Глава двадцать восьмая
На следующий день пополудни умерла госпожа Шлакк. Вечером ее обнаружили под кроватью, где она лежала как старая, изломанная кукла Ее черное платье было сильно измято и даже кое-где порвано, сцепленные руки она плотно прижимала к своей высохшей груди. Глядя на нее, трудно было представить, что эта изломанная вещица когда-то было новой и целой, что эти увядшие, восковые щеки были когда-то свежи и розовы, что глаза ее когда-то сверкали и искрились от смеха. А ведь когда-то она действительно была веселой и бойкой, живой маленькой девочкой, подвижной как птичка.
А теперь она лежала под кроватью – как выброшенная, уже никому не нужная кукла.
Фуксия, как только ей доложили о смерти госпожи Шлакк, бросилась в комнату, которая ей была так хорошо знакома. Но то, что теперь лежало на кровати, вовсе не было ее няней. Этот неподвижный ворох вещей не был ее няней Шлакк! Это было нечто совсем другое. Фуксия закрыла глаза, и такой болезненно знакомый образ ее старой няни, которая заменяла Фуксии, лишенной всякой материнской ласки и опеки, мать, ожил перед ее мысленным взором.

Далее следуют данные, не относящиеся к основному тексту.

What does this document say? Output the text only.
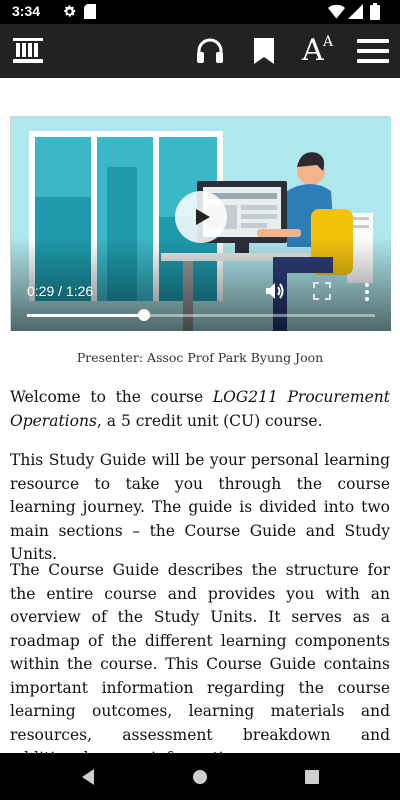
3:34
A A
0:29 / 1:26
Presenter: Assoc Prof Park Byung Joon

Welcome to the course LOG211 Procurement Operations, a 5 credit unit (CU) course.

This Study Guide will be your personal learning resource to take you through the course learning journey. The guide is divided into two main sections – the Course Guide and Study Units.

The Course Guide describes the structure for the entire course and provides you with an overview of the Study Units. It serves as a roadmap of the different learning components within the course. This Course Guide contains important information regarding the course learning outcomes, learning materials and resources, assessment breakdown and
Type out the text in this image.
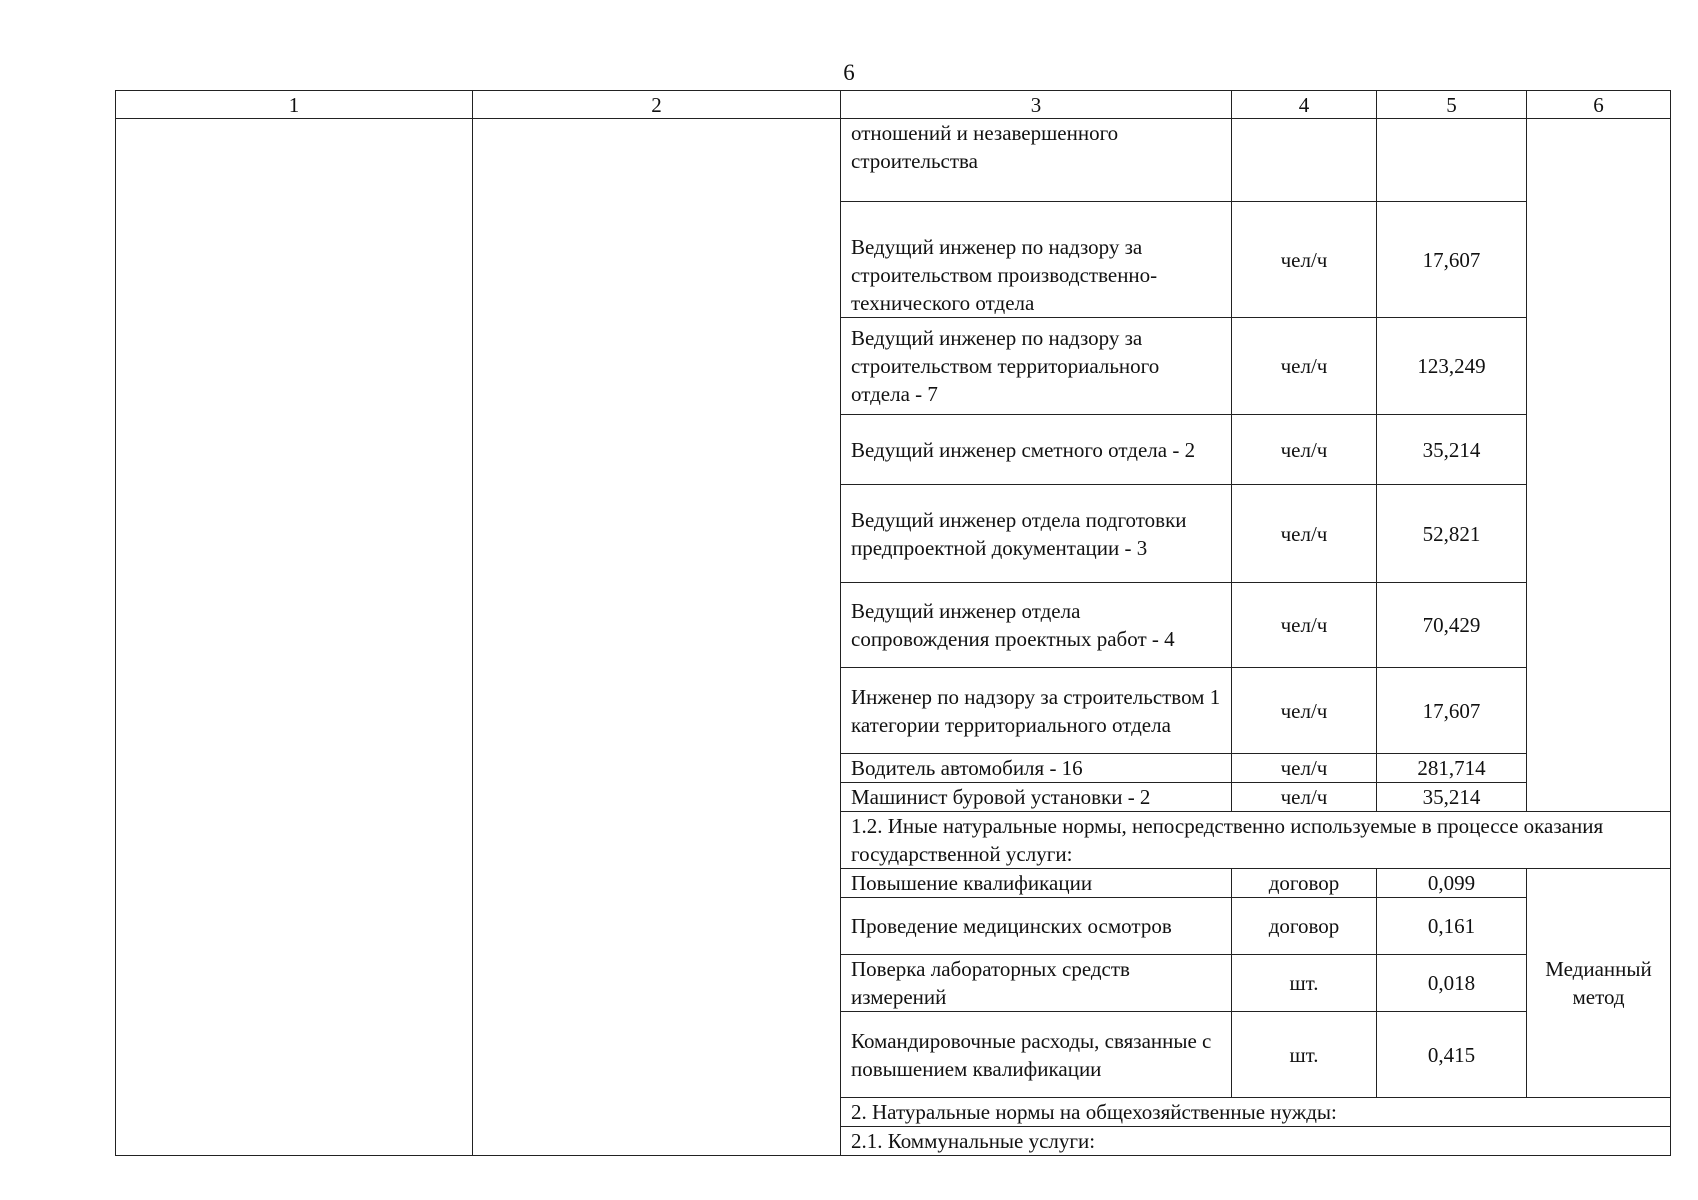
6
1	2	3	4	5	6
		отношений и незавершенного строительства			
		Ведущий инженер по надзору за строительством производственно-технического отдела	чел/ч	17,607	
		Ведущий инженер по надзору за строительством территориального отдела - 7	чел/ч	123,249	
		Ведущий инженер сметного отдела - 2	чел/ч	35,214	
		Ведущий инженер отдела подготовки предпроектной документации - 3	чел/ч	52,821	
		Ведущий инженер отдела сопровождения проектных работ - 4	чел/ч	70,429	
		Инженер по надзору за строительством 1 категории территориального отдела	чел/ч	17,607	
		Водитель автомобиля - 16	чел/ч	281,714	
		Машинист буровой установки - 2	чел/ч	35,214	
		1.2. Иные натуральные нормы, непосредственно используемые в процессе оказания государственной услуги:			
		Повышение квалификации	договор	0,099	Медианный метод
		Проведение медицинских осмотров	договор	0,161	
		Поверка лабораторных средств измерений	шт.	0,018	
		Командировочные расходы, связанные с повышением квалификации	шт.	0,415	
		2. Натуральные нормы на общехозяйственные нужды:			
		2.1. Коммунальные услуги:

Фуксия чувствовала, как нечто говорило в ней: повернись к этой кровати, возьми это, когда-то любимое тобою, теперь безжизненное существо на руки, прижми к себе – но она не могла этого сделать. И слезы тоже не шли. Нечто, несмотря на всю живость воспоминаний, умерло в душе Фуксии. Она снова посмотрела на оболочку того существа, которое когда-то нянчило ее, обожало ее, шлепало ее и так сердило ее.
В ушах Фуксии, казалось, раздавались вздохи Шлакк:
– О мое бедное, больное сердце, как они могли! Как они могли! Как могли меня швырнуть под кровать! Словно я не знаю, где мне положено находиться!
Отведя взгляд от мертвой няни, Фуксия вдруг обнаружила, что в комнате она не одна. Доктор Хламслив стоял у двери. Фуксия невольно повернулась к нему и посмотрела на его странное лицо, на котором тем не менее можно было прочитать сочувствие.
Хламслив шагнул к Фуксии и сказал:
– Фуксия, дорогая моя девочка, пойдем со мной.
– Ой, Доктор, – воскликнула Фуксия, – со мной все в порядке. Я ничего не чувствую. Наверное, это очень дурно? Безнравственно? Я не понимаю, почему я так безразлична.
Дверной проем заполнился массивной фигурой Графини, которая, хотя и смотрела пристально на дочь и на Доктора, казалось, не понимала, кто они. Ибо на ее большом бледном лице не появилось никакого выражения, которое показало бы, что она их узнала. Через руку у нее была перекинута кружевная шаль. Графиня прошла дальше в комнату, тяжело ступая по половицам ничем не застеленного пола. Подойдя к кровати, она, взглянув на жалкие останки, прикрыла их красивой шалью, повернулась и вышла из комнаты.
Хламслив, взяв Фуксию за руку, вывел ее из комнаты и закрыл за собой дверь.
– Фуксия, дорогая, – сказал Доктор, когда они вместе пошли по коридору, – вы ничего нового не слышали о Тите?
Фуксия резко остановилась и выхватила свою руку из руки Хламслива.
– Нет, ничего, и если его не найдут, я этого не переживу – я наложу на себя руки.
– Ну, ну, ну, ну, ну, не надо так, моя маленькая. Не надо грозить такими вещами. Это так банально. А ведь вы – очень оригинальная девушка. И хотя он не игрушечный чертик, чтобы неожиданно выскочить из ящичка, но, клянусь всем тем, что типично, именно так он и поступит.
– Он должен, он должен вернуться живым и невредимым! – воскликнула Фуксия и тут же разразилась обильными слезами. А Доктор, деликатно прижимая ее к своему боку, вытирал ее раскрасневшиеся щеки своим идеально чистым платком.